Roger replaces the receiver in its cradle. He meanders back to his desk, and switches on a light. He cannot decide whether to go home or not. There is nothing for him at home this evening. His girlfriend, a woman called Stella, is having a girl’s night out with four friends. These friends’ names are Susan, Susan, Miranda and Belle. He doesn’t fancy going back to an empty flat. But the prospect of staying at the lab and working on into the evening is not appealing either. His brain feels muffled, fuzzy. He can’t concentrate on his job-in-hand.

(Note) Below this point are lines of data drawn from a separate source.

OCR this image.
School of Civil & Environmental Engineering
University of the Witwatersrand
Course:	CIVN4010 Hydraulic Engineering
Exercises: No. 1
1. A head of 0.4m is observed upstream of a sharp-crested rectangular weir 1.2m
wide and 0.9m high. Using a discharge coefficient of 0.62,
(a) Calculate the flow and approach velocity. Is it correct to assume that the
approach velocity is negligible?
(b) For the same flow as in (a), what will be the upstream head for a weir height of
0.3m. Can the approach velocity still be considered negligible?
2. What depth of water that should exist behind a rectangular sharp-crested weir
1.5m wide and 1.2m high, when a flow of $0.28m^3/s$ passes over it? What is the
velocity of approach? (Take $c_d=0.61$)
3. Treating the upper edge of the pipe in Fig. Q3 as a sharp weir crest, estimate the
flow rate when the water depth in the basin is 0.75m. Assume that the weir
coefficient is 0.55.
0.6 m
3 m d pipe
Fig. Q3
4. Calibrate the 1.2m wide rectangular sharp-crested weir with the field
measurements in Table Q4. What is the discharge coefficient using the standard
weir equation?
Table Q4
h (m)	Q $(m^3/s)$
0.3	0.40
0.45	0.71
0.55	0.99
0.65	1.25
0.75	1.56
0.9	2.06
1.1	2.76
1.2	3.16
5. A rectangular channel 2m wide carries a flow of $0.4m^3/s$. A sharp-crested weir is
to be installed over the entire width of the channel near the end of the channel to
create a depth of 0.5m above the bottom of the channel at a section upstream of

He mooches back into kitchen and turns the kettle on. He inspects one of the mugs standing beside the telephone, and, fussily, runs a finger inside the rim. Behind him, the kettle’s spout turns into a miniature chimney. Steam pillows out.

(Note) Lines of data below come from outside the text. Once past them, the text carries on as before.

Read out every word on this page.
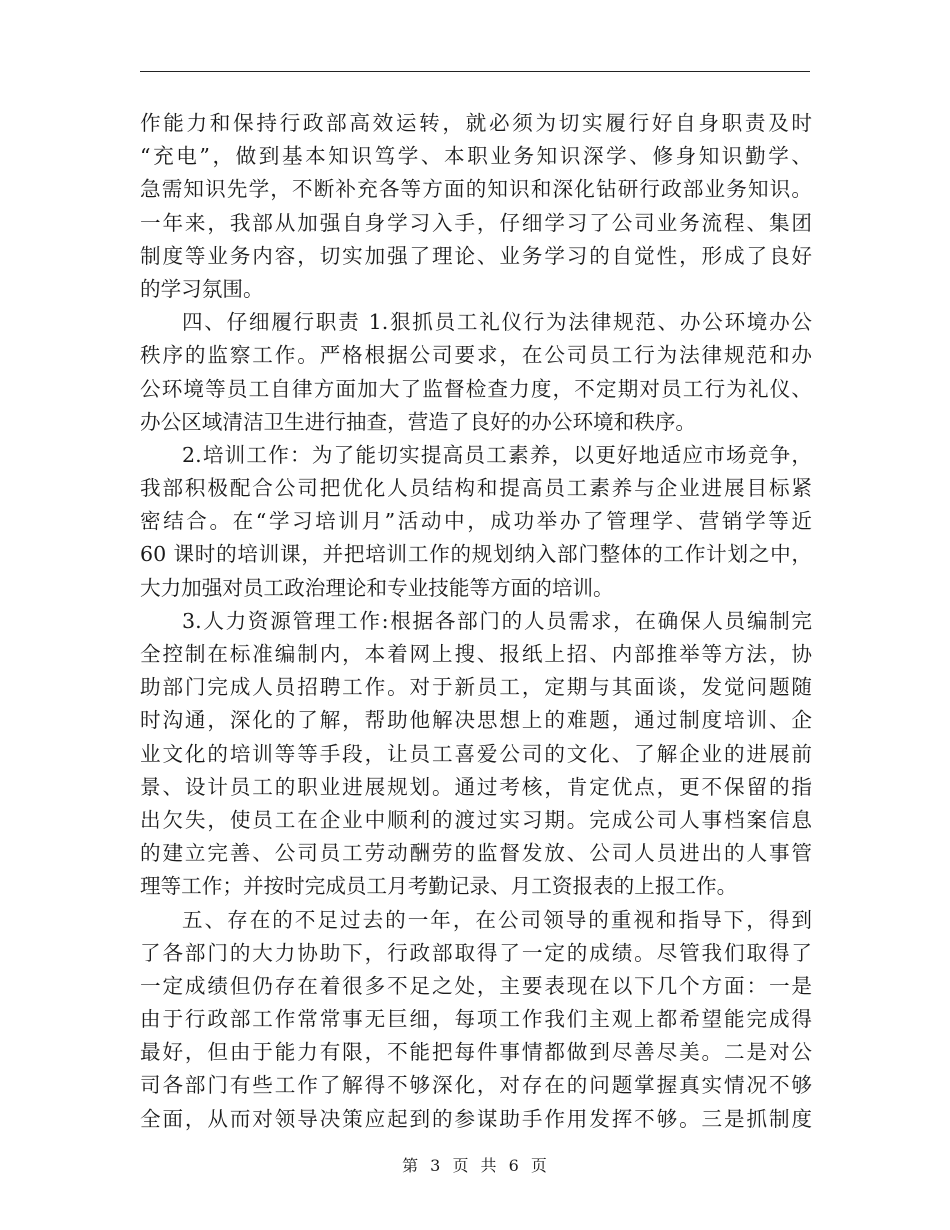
作能力和保持行政部高效运转，就必须为切实履行好自身职责及时
“充电”，做到基本知识笃学、本职业务知识深学、修身知识勤学、
急需知识先学，不断补充各等方面的知识和深化钻研行政部业务知识。
一年来，我部从加强自身学习入手，仔细学习了公司业务流程、集团
制度等业务内容，切实加强了理论、业务学习的自觉性，形成了良好
的学习氛围。
四、仔细履行职责 1.狠抓员工礼仪行为法律规范、办公环境办公
秩序的监察工作。严格根据公司要求，在公司员工行为法律规范和办
公环境等员工自律方面加大了监督检查力度，不定期对员工行为礼仪、
办公区域清洁卫生进行抽查，营造了良好的办公环境和秩序。
2.培训工作：为了能切实提高员工素养，以更好地适应市场竞争，
我部积极配合公司把优化人员结构和提高员工素养与企业进展目标紧
密结合。在“学习培训月”活动中，成功举办了管理学、营销学等近
60 课时的培训课，并把培训工作的规划纳入部门整体的工作计划之中，
大力加强对员工政治理论和专业技能等方面的培训。
3.人力资源管理工作:根据各部门的人员需求，在确保人员编制完
全控制在标准编制内，本着网上搜、报纸上招、内部推举等方法，协
助部门完成人员招聘工作。对于新员工，定期与其面谈，发觉问题随
时沟通，深化的了解，帮助他解决思想上的难题，通过制度培训、企
业文化的培训等等手段，让员工喜爱公司的文化、了解企业的进展前
景、设计员工的职业进展规划。通过考核，肯定优点，更不保留的指
出欠失，使员工在企业中顺利的渡过实习期。完成公司人事档案信息
的建立完善、公司员工劳动酬劳的监督发放、公司人员进出的人事管
理等工作；并按时完成员工月考勤记录、月工资报表的上报工作。
五、存在的不足过去的一年，在公司领导的重视和指导下，得到
了各部门的大力协助下，行政部取得了一定的成绩。尽管我们取得了
一定成绩但仍存在着很多不足之处，主要表现在以下几个方面：一是
由于行政部工作常常事无巨细，每项工作我们主观上都希望能完成得
最好，但由于能力有限，不能把每件事情都做到尽善尽美。二是对公
司各部门有些工作了解得不够深化，对存在的问题掌握真实情况不够
全面，从而对领导决策应起到的参谋助手作用发挥不够。三是抓制度
第 3 页 共 6 页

Roger changes his mind. He drinks, he tells himself, too much coffee anyway. Six or seven mugs, most days, and strong stuff too.

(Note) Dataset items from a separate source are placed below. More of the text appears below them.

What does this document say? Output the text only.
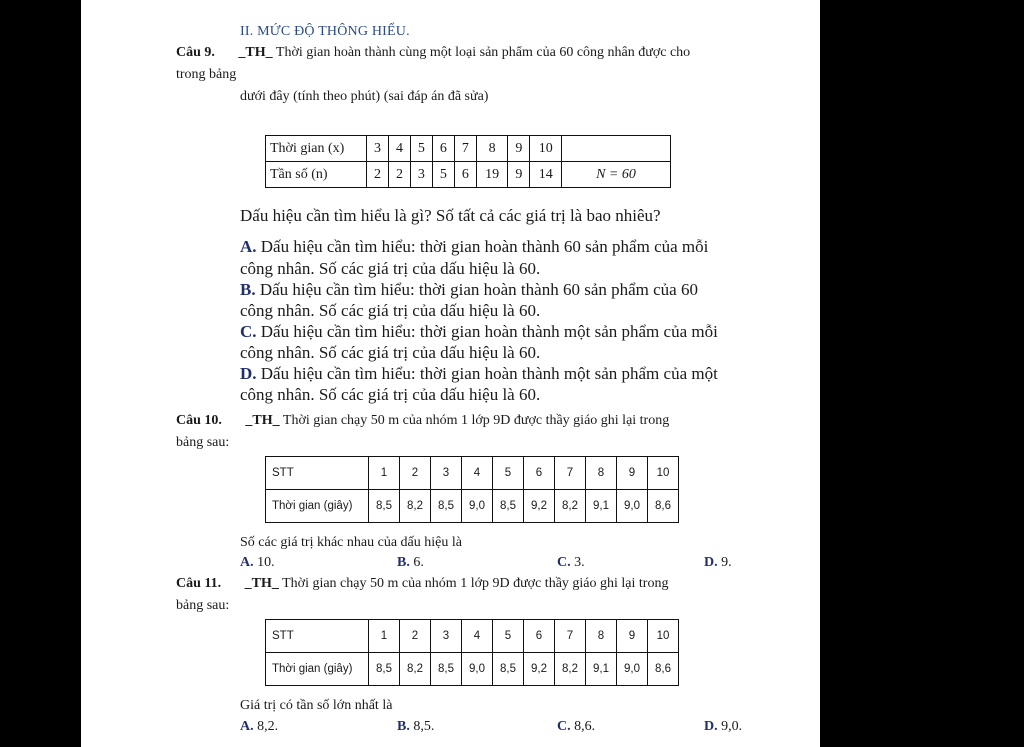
II. MỨC ĐỘ THÔNG HIỂU.
Câu 9. _TH_ Thời gian hoàn thành cùng một loại sản phẩm của 60 công nhân được cho
trong bảng
dưới đây (tính theo phút) (sai đáp án đã sửa)
Thời gian (x)	3	4	5	6	7	8	9	10	
Tần số (n)	2	2	3	5	6	19	9	14	N = 60
Dấu hiệu cần tìm hiểu là gì? Số tất cả các giá trị là bao nhiêu?
A. Dấu hiệu cần tìm hiểu: thời gian hoàn thành 60 sản phẩm của mỗi
công nhân. Số các giá trị của dấu hiệu là 60.
B. Dấu hiệu cần tìm hiểu: thời gian hoàn thành 60 sản phẩm của 60
công nhân. Số các giá trị của dấu hiệu là 60.
C. Dấu hiệu cần tìm hiểu: thời gian hoàn thành một sản phẩm của mỗi
công nhân. Số các giá trị của dấu hiệu là 60.
D. Dấu hiệu cần tìm hiểu: thời gian hoàn thành một sản phẩm của một
công nhân. Số các giá trị của dấu hiệu là 60.
Câu 10. _TH_ Thời gian chạy 50 m của nhóm 1 lớp 9D được thầy giáo ghi lại trong
bảng sau:
STT	1	2	3	4	5	6	7	8	9	10
Thời gian (giây)	8,5	8,2	8,5	9,0	8,5	9,2	8,2	9,1	9,0	8,6
Số các giá trị khác nhau của dấu hiệu là
A. 10.	B. 6.	C. 3.	D. 9.
Câu 11. _TH_ Thời gian chạy 50 m của nhóm 1 lớp 9D được thầy giáo ghi lại trong
bảng sau:
STT	1	2	3	4	5	6	7	8	9	10
Thời gian (giây)	8,5	8,2	8,5	9,0	8,5	9,2	8,2	9,1	9,0	8,6
Giá trị có tần số lớn nhất là
A. 8,2.	B. 8,5.	C. 8,6.	D. 9,0.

He walks back to his bench and turns the anglepoise off.
The phone goes again.
As he shuffles back to the kitchen to answer it, he finds himself thinking how annoying the sound of a phone ringing is. How insistent. A mechanical baby’s cry that it is almost impossible to ignore. He resents it.
This time the voice is clearer, although the static is still thorny and distracting. ‘Please don’t hang up! It’s vital you listen to … information we have to give you.’ The sentence is broken in half by a crack, like a plank breaking.
‘I’m sorry,’ says Roger, annoyed rather than intrigued. ‘Who were you trying to reach?’
‘The institute…’ A whoosh and a clatter drown the rest of the sentence.
‘I’ll tell you what you’ve done,’ says Roger, prissily. ‘You’ve dialled the one twice by mistake. You want extension three five one seven, but your finger has accidentally pushed the one twice and it’s put you through here. There’s nobody here, except me and I’m about to go home. Three five one seven will get you the night secretary.’
‘No! No!’ The panic in the person’s voice is evident enough to break through the hisses and spatters of interference. ‘Please don’t hang up. We’re calling as far back as we can, and the boundary withdraws all the time, one second per second. In a very little time it will be too late. Do you understand?’
‘No,’ says Roger, crossly, ‘I don’t.’
‘I can’t stress too greatly, your future is at stake. All our futures. The people much further along the line from us have only just encountered the disaster, and they have called us, and we have called you. This may sound strange to you. The chance to change things … it must happen there, in your time. It’s got to be you.’
‘I have no idea what you are on about,’ says Roger. ‘Is this a prank? Is this Seb?’ This, he thinks, is exactly the sort of practical joke that Seb would try.
‘Please, no, just listen. You don’t have to believe me, it doesn’t matter if you believe me, the thing you have to do is so simple, so simple it won’t take you a moment. All you have to do…’
But Roger has put the phone down again. He stands looking at the kettle for a moment, his mind floating free. He thinks of Seb, a man he has never really liked. By a chain of association too oblique to be represented here with any ease, he thinks of a holiday in France, and then of another friend, and then of Stella, and finally of Susan, one of Stella’s friends. He and Susan had kissed the previous week, but both had pulled away, startled, before things had proceeded any further. It had been at a party at another friend’s house, at the bottom of their garden away from everybody, in the darkness. Two cigarette smokers underneath the stars, the noise and chatter and muffled music of the party sounding very far away. Kissing, and then pulling away. The path not taken. But then again, who knows? It wouldn’t be a good idea to tell Stella. He feels sure Susan thinks this too. Best not mention it at all, and certainly not tell Stella.
He puts on his coat, and is about to lock up the lab when the phone rings again.